Immer meine offene Art. Das wollte ich doch eigentlich gar nicht sagen. Aber ich leide einfach und Sam trägt dazu nicht unerheblich bei. Bevor er gestern in mein Leben getreten ist, war es immer noch recht zum Aushalten, aber das ist nun auch vorbei.

„Da möchte ich gerne Mäuschen spielen." kichert er seine Erwiderung. Meine offene Art scheint ihn zu gefallen und zeigt ihm vielleicht auch etwas, dass ich keine Angst vor mir selbst und meinen Gefühlen habe. Während Sam jedoch seine Antwort kichert, legt er seine Hand unbewusst wieder auf meinen Oberschenkel.
„Lass die Hand da liegen und du brauchst nicht Mäuschen spielen." So extrem habe ich ja noch nie reagiert. Ich weiß nicht was das ist und wieso dem so ist, doch irgendwie gefällt es mir. Von meinem Schenkel breitet sich eine Gänsehaut aus, die ein unfassbar schönes Gefühl begleitet.

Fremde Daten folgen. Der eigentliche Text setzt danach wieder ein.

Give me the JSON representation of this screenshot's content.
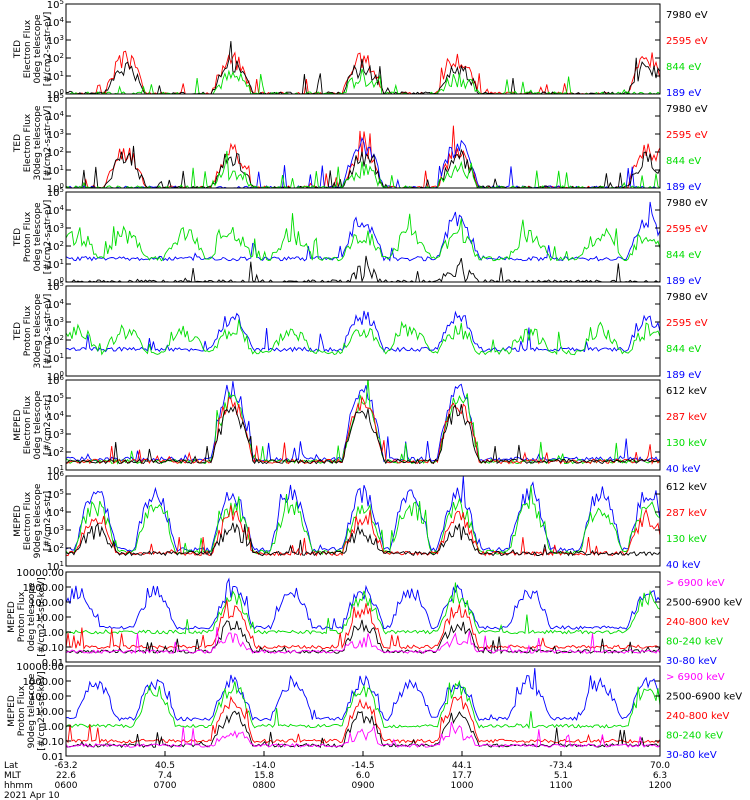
{
  "colors": {
    "black": "#000000",
    "red": "#ff0000",
    "green": "#00dd00",
    "blue": "#0000ff",
    "magenta": "#ff00ff"
  },
  "chart_data": [
    {
      "type": "line",
      "scale": "log",
      "ylim": [
        1,
        100000
      ],
      "ylabel": [
        "TED",
        "Electron Flux",
        "0deg telescope",
        "[#/cm2-s-str-eV]"
      ],
      "yticks": [
        {
          "v": 1,
          "e": "0"
        },
        {
          "v": 10,
          "e": "1"
        },
        {
          "v": 100,
          "e": "2"
        },
        {
          "v": 1000,
          "e": "3"
        },
        {
          "v": 10000,
          "e": "4"
        },
        {
          "v": 100000,
          "e": "5"
        }
      ],
      "series": [
        {
          "name": "7980 eV",
          "color": "#000000"
        },
        {
          "name": "2595 eV",
          "color": "#ff0000"
        },
        {
          "name": "844 eV",
          "color": "#00dd00"
        },
        {
          "name": "189 eV",
          "color": "#0000ff"
        }
      ],
      "profile": [
        {
          "c": "#ff0000",
          "peak": 80,
          "base": 1,
          "seed": 3,
          "hump": [
            0.1,
            0.28,
            0.5,
            0.66,
            0.98
          ]
        },
        {
          "c": "#000000",
          "peak": 30,
          "base": 1,
          "seed": 5,
          "hump": [
            0.1,
            0.28,
            0.5,
            0.66,
            0.98
          ]
        },
        {
          "c": "#00dd00",
          "peak": 8,
          "base": 1,
          "seed": 7,
          "hump": [
            0.28,
            0.5,
            0.66
          ]
        }
      ]
    },
    {
      "type": "line",
      "scale": "log",
      "ylim": [
        1,
        100000
      ],
      "ylabel": [
        "TED",
        "Electron Flux",
        "30deg telescope",
        "[#/cm2-s-str-eV]"
      ],
      "yticks": [
        {
          "v": 1,
          "e": "0"
        },
        {
          "v": 10,
          "e": "1"
        },
        {
          "v": 100,
          "e": "2"
        },
        {
          "v": 1000,
          "e": "3"
        },
        {
          "v": 10000,
          "e": "4"
        },
        {
          "v": 100000,
          "e": "5"
        }
      ],
      "series": [
        {
          "name": "7980 eV",
          "color": "#000000"
        },
        {
          "name": "2595 eV",
          "color": "#ff0000"
        },
        {
          "name": "844 eV",
          "color": "#00dd00"
        },
        {
          "name": "189 eV",
          "color": "#0000ff"
        }
      ],
      "profile": [
        {
          "c": "#ff0000",
          "peak": 100,
          "base": 1,
          "seed": 11,
          "hump": [
            0.1,
            0.28,
            0.5,
            0.66,
            0.98
          ]
        },
        {
          "c": "#0000ff",
          "peak": 200,
          "base": 1,
          "seed": 13,
          "hump": [
            0.5,
            0.66
          ]
        },
        {
          "c": "#000000",
          "peak": 40,
          "base": 1,
          "seed": 17,
          "hump": [
            0.1,
            0.28,
            0.5,
            0.66,
            0.98
          ]
        },
        {
          "c": "#00dd00",
          "peak": 10,
          "base": 1,
          "seed": 19,
          "hump": [
            0.28,
            0.5,
            0.66
          ]
        }
      ]
    },
    {
      "type": "line",
      "scale": "log",
      "ylim": [
        1,
        100000
      ],
      "ylabel": [
        "TED",
        "Proton Flux",
        "0deg telescope",
        "[#/cm2-s-str-eV]"
      ],
      "yticks": [
        {
          "v": 1,
          "e": "0"
        },
        {
          "v": 10,
          "e": "1"
        },
        {
          "v": 100,
          "e": "2"
        },
        {
          "v": 1000,
          "e": "3"
        },
        {
          "v": 10000,
          "e": "4"
        },
        {
          "v": 100000,
          "e": "5"
        }
      ],
      "series": [
        {
          "name": "7980 eV",
          "color": "#000000"
        },
        {
          "name": "2595 eV",
          "color": "#ff0000"
        },
        {
          "name": "844 eV",
          "color": "#00dd00"
        },
        {
          "name": "189 eV",
          "color": "#0000ff"
        }
      ],
      "profile": [
        {
          "c": "#0000ff",
          "peak": 3000,
          "base": 20,
          "seed": 23,
          "hump": [
            0.5,
            0.66,
            0.98
          ]
        },
        {
          "c": "#00dd00",
          "peak": 400,
          "base": 20,
          "seed": 29,
          "hump": [
            0.02,
            0.1,
            0.2,
            0.28,
            0.38,
            0.5,
            0.58,
            0.66,
            0.78,
            0.9,
            0.98
          ]
        },
        {
          "c": "#000000",
          "peak": 3,
          "base": 1,
          "seed": 31,
          "hump": [
            0.5,
            0.66
          ]
        }
      ]
    },
    {
      "type": "line",
      "scale": "log",
      "ylim": [
        1,
        100000
      ],
      "ylabel": [
        "TED",
        "Proton Flux",
        "30deg telescope",
        "[#/cm2-s-str-eV]"
      ],
      "yticks": [
        {
          "v": 1,
          "e": "0"
        },
        {
          "v": 10,
          "e": "1"
        },
        {
          "v": 100,
          "e": "2"
        },
        {
          "v": 1000,
          "e": "3"
        },
        {
          "v": 10000,
          "e": "4"
        },
        {
          "v": 100000,
          "e": "5"
        }
      ],
      "series": [
        {
          "name": "7980 eV",
          "color": "#000000"
        },
        {
          "name": "2595 eV",
          "color": "#ff0000"
        },
        {
          "name": "844 eV",
          "color": "#00dd00"
        },
        {
          "name": "189 eV",
          "color": "#0000ff"
        }
      ],
      "profile": [
        {
          "c": "#0000ff",
          "peak": 2000,
          "base": 30,
          "seed": 37,
          "hump": [
            0.28,
            0.5,
            0.66,
            0.98
          ]
        },
        {
          "c": "#00dd00",
          "peak": 300,
          "base": 20,
          "seed": 41,
          "hump": [
            0.02,
            0.1,
            0.2,
            0.28,
            0.38,
            0.5,
            0.58,
            0.66,
            0.78,
            0.9,
            0.98
          ]
        }
      ]
    },
    {
      "type": "line",
      "scale": "log",
      "ylim": [
        10,
        1000000
      ],
      "ylabel": [
        "MEPED",
        "Electron Flux",
        "0deg telescope",
        "[#/cm2-s-str]"
      ],
      "yticks": [
        {
          "v": 10,
          "e": "1"
        },
        {
          "v": 100,
          "e": "2"
        },
        {
          "v": 1000,
          "e": "3"
        },
        {
          "v": 10000,
          "e": "4"
        },
        {
          "v": 100000,
          "e": "5"
        },
        {
          "v": 1000000,
          "e": "6"
        }
      ],
      "series": [
        {
          "name": "612 keV",
          "color": "#000000"
        },
        {
          "name": "287 keV",
          "color": "#ff0000"
        },
        {
          "name": "130 keV",
          "color": "#00dd00"
        },
        {
          "name": "40 keV",
          "color": "#0000ff"
        }
      ],
      "profile": [
        {
          "c": "#0000ff",
          "peak": 300000,
          "base": 40,
          "seed": 43,
          "hump": [
            0.28,
            0.5,
            0.66
          ]
        },
        {
          "c": "#00dd00",
          "peak": 100000,
          "base": 30,
          "seed": 47,
          "hump": [
            0.28,
            0.5,
            0.66
          ]
        },
        {
          "c": "#ff0000",
          "peak": 50000,
          "base": 30,
          "seed": 53,
          "hump": [
            0.28,
            0.5,
            0.66
          ]
        },
        {
          "c": "#000000",
          "peak": 20000,
          "base": 30,
          "seed": 59,
          "hump": [
            0.28,
            0.5,
            0.66
          ]
        }
      ]
    },
    {
      "type": "line",
      "scale": "log",
      "ylim": [
        10,
        1000000
      ],
      "ylabel": [
        "MEPED",
        "Electron Flux",
        "90deg telescope",
        "[#/cm2-s-str]"
      ],
      "yticks": [
        {
          "v": 10,
          "e": "1"
        },
        {
          "v": 100,
          "e": "2"
        },
        {
          "v": 1000,
          "e": "3"
        },
        {
          "v": 10000,
          "e": "4"
        },
        {
          "v": 100000,
          "e": "5"
        },
        {
          "v": 1000000,
          "e": "6"
        }
      ],
      "series": [
        {
          "name": "612 keV",
          "color": "#000000"
        },
        {
          "name": "287 keV",
          "color": "#ff0000"
        },
        {
          "name": "130 keV",
          "color": "#00dd00"
        },
        {
          "name": "40 keV",
          "color": "#0000ff"
        }
      ],
      "profile": [
        {
          "c": "#0000ff",
          "peak": 100000,
          "base": 80,
          "seed": 61,
          "hump": [
            0.05,
            0.15,
            0.28,
            0.38,
            0.5,
            0.58,
            0.66,
            0.78,
            0.9,
            0.98
          ]
        },
        {
          "c": "#00dd00",
          "peak": 20000,
          "base": 60,
          "seed": 67,
          "hump": [
            0.05,
            0.15,
            0.28,
            0.38,
            0.5,
            0.58,
            0.66,
            0.78,
            0.9,
            0.98
          ]
        },
        {
          "c": "#ff0000",
          "peak": 5000,
          "base": 50,
          "seed": 71,
          "hump": [
            0.05,
            0.28,
            0.5,
            0.66,
            0.98
          ]
        },
        {
          "c": "#000000",
          "peak": 800,
          "base": 50,
          "seed": 73,
          "hump": [
            0.05,
            0.28,
            0.5,
            0.66
          ]
        }
      ]
    },
    {
      "type": "line",
      "scale": "log",
      "ylim": [
        0.01,
        10000
      ],
      "ylabel": [
        "MEPED",
        "Proton Flux",
        "0deg telescope",
        "[#/cm2-s-str-keV]"
      ],
      "yticks": [
        {
          "v": 0.01,
          "t": "0.01"
        },
        {
          "v": 0.1,
          "t": "0.10"
        },
        {
          "v": 1,
          "t": "1.00"
        },
        {
          "v": 10,
          "t": "10.00"
        },
        {
          "v": 100,
          "t": "100.00"
        },
        {
          "v": 1000,
          "t": "1000.00"
        },
        {
          "v": 10000,
          "t": "10000.00"
        }
      ],
      "series": [
        {
          "name": "> 6900 keV",
          "color": "#ff00ff"
        },
        {
          "name": "2500-6900 keV",
          "color": "#000000"
        },
        {
          "name": "240-800 keV",
          "color": "#ff0000"
        },
        {
          "name": "80-240 keV",
          "color": "#00dd00"
        },
        {
          "name": "30-80 keV",
          "color": "#0000ff"
        }
      ],
      "profile": [
        {
          "c": "#0000ff",
          "peak": 500,
          "base": 2,
          "seed": 79,
          "hump": [
            0.02,
            0.15,
            0.28,
            0.38,
            0.5,
            0.58,
            0.66,
            0.78,
            0.98
          ]
        },
        {
          "c": "#00dd00",
          "peak": 200,
          "base": 1,
          "seed": 83,
          "hump": [
            0.28,
            0.5,
            0.66,
            0.98
          ]
        },
        {
          "c": "#ff0000",
          "peak": 30,
          "base": 0.1,
          "seed": 89,
          "hump": [
            0.28,
            0.5,
            0.66
          ]
        },
        {
          "c": "#000000",
          "peak": 3,
          "base": 0.05,
          "seed": 97,
          "hump": [
            0.28,
            0.5,
            0.66
          ]
        },
        {
          "c": "#ff00ff",
          "peak": 0.3,
          "base": 0.05,
          "seed": 101,
          "hump": [
            0.28,
            0.5,
            0.66
          ]
        }
      ]
    },
    {
      "type": "line",
      "scale": "log",
      "ylim": [
        0.01,
        10000
      ],
      "ylabel": [
        "MEPED",
        "Proton Flux",
        "90deg telescope",
        "[#/cm2-s-str-keV]"
      ],
      "yticks": [
        {
          "v": 0.01,
          "t": "0.01"
        },
        {
          "v": 0.1,
          "t": "0.10"
        },
        {
          "v": 1,
          "t": "1.00"
        },
        {
          "v": 10,
          "t": "10.00"
        },
        {
          "v": 100,
          "t": "100.00"
        },
        {
          "v": 1000,
          "t": "1000.00"
        },
        {
          "v": 10000,
          "t": "10000.00"
        }
      ],
      "series": [
        {
          "name": "> 6900 keV",
          "color": "#ff00ff"
        },
        {
          "name": "2500-6900 keV",
          "color": "#000000"
        },
        {
          "name": "240-800 keV",
          "color": "#ff0000"
        },
        {
          "name": "80-240 keV",
          "color": "#00dd00"
        },
        {
          "name": "30-80 keV",
          "color": "#0000ff"
        }
      ],
      "profile": [
        {
          "c": "#0000ff",
          "peak": 800,
          "base": 3,
          "seed": 103,
          "hump": [
            0.05,
            0.15,
            0.28,
            0.38,
            0.5,
            0.58,
            0.66,
            0.78,
            0.9,
            0.98
          ]
        },
        {
          "c": "#00dd00",
          "peak": 300,
          "base": 1,
          "seed": 107,
          "hump": [
            0.15,
            0.28,
            0.5,
            0.66,
            0.98
          ]
        },
        {
          "c": "#ff0000",
          "peak": 40,
          "base": 0.1,
          "seed": 109,
          "hump": [
            0.28,
            0.5,
            0.66
          ]
        },
        {
          "c": "#000000",
          "peak": 5,
          "base": 0.05,
          "seed": 113,
          "hump": [
            0.28,
            0.5,
            0.66
          ]
        },
        {
          "c": "#ff00ff",
          "peak": 0.4,
          "base": 0.05,
          "seed": 127,
          "hump": [
            0.28,
            0.5,
            0.66
          ]
        }
      ]
    }
  ],
  "x_axis": {
    "row_labels": [
      "Lat",
      "MLT",
      "hhmm"
    ],
    "ticks": [
      {
        "lat": "-63.2",
        "mlt": "22.6",
        "hhmm": "0600"
      },
      {
        "lat": "40.5",
        "mlt": "7.4",
        "hhmm": "0700"
      },
      {
        "lat": "-14.0",
        "mlt": "15.8",
        "hhmm": "0800"
      },
      {
        "lat": "-14.5",
        "mlt": "6.0",
        "hhmm": "0900"
      },
      {
        "lat": "44.1",
        "mlt": "17.7",
        "hhmm": "1000"
      },
      {
        "lat": "-73.4",
        "mlt": "5.1",
        "hhmm": "1100"
      },
      {
        "lat": "70.0",
        "mlt": "6.3",
        "hhmm": "1200"
      }
    ],
    "date": "2021 Apr 10"
  }
}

„Hast du so wenig Selbstbeherrschung?" Werde ich deswegen gefragt. Für eine empörte Antwort reicht es nicht mehr. Ich brauche meine Konzentration für andere Sachen.

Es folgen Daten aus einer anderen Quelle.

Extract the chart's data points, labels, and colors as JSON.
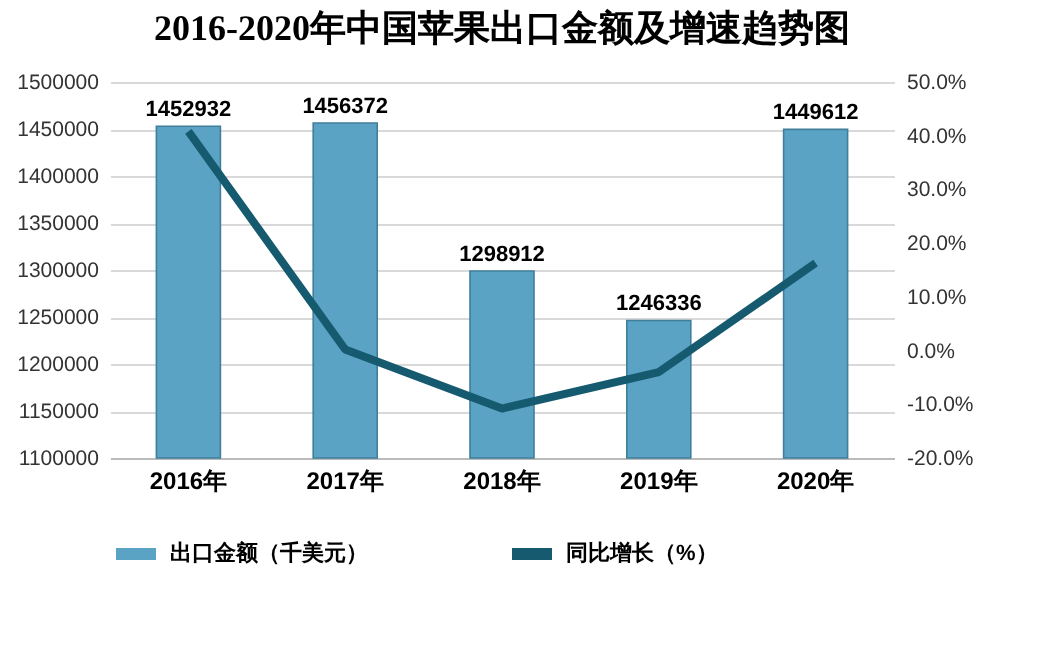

„Eigentlich verdammt viel, aber du reißt gerade alles ein." Wieder gibt es eine ehrliche Antwort von mir. Irgendwie hoffe ich, dass ich damit auch etwas erreiche und er mich ab morgen nicht ignoriert. Vielleicht weckt es ja etwas Faszination bei Sam.

Das ist jetzt seit einer Weile das erste Mal, dass ich mich bei jemand anderem so wohl fühle und das obwohl ich ihn kaum kenne. Ich weiß nicht, was das ist und was er mit mir anstellt. Doch diesmal bin ich mir sicher, wenn Sam mich doch, aus welchem Grund auch immer, zurückweißt, dann bin ich wirklich geknickt. Ich befürchte fast, dass dann nicht einmal mehr Ablenkung helfen wird.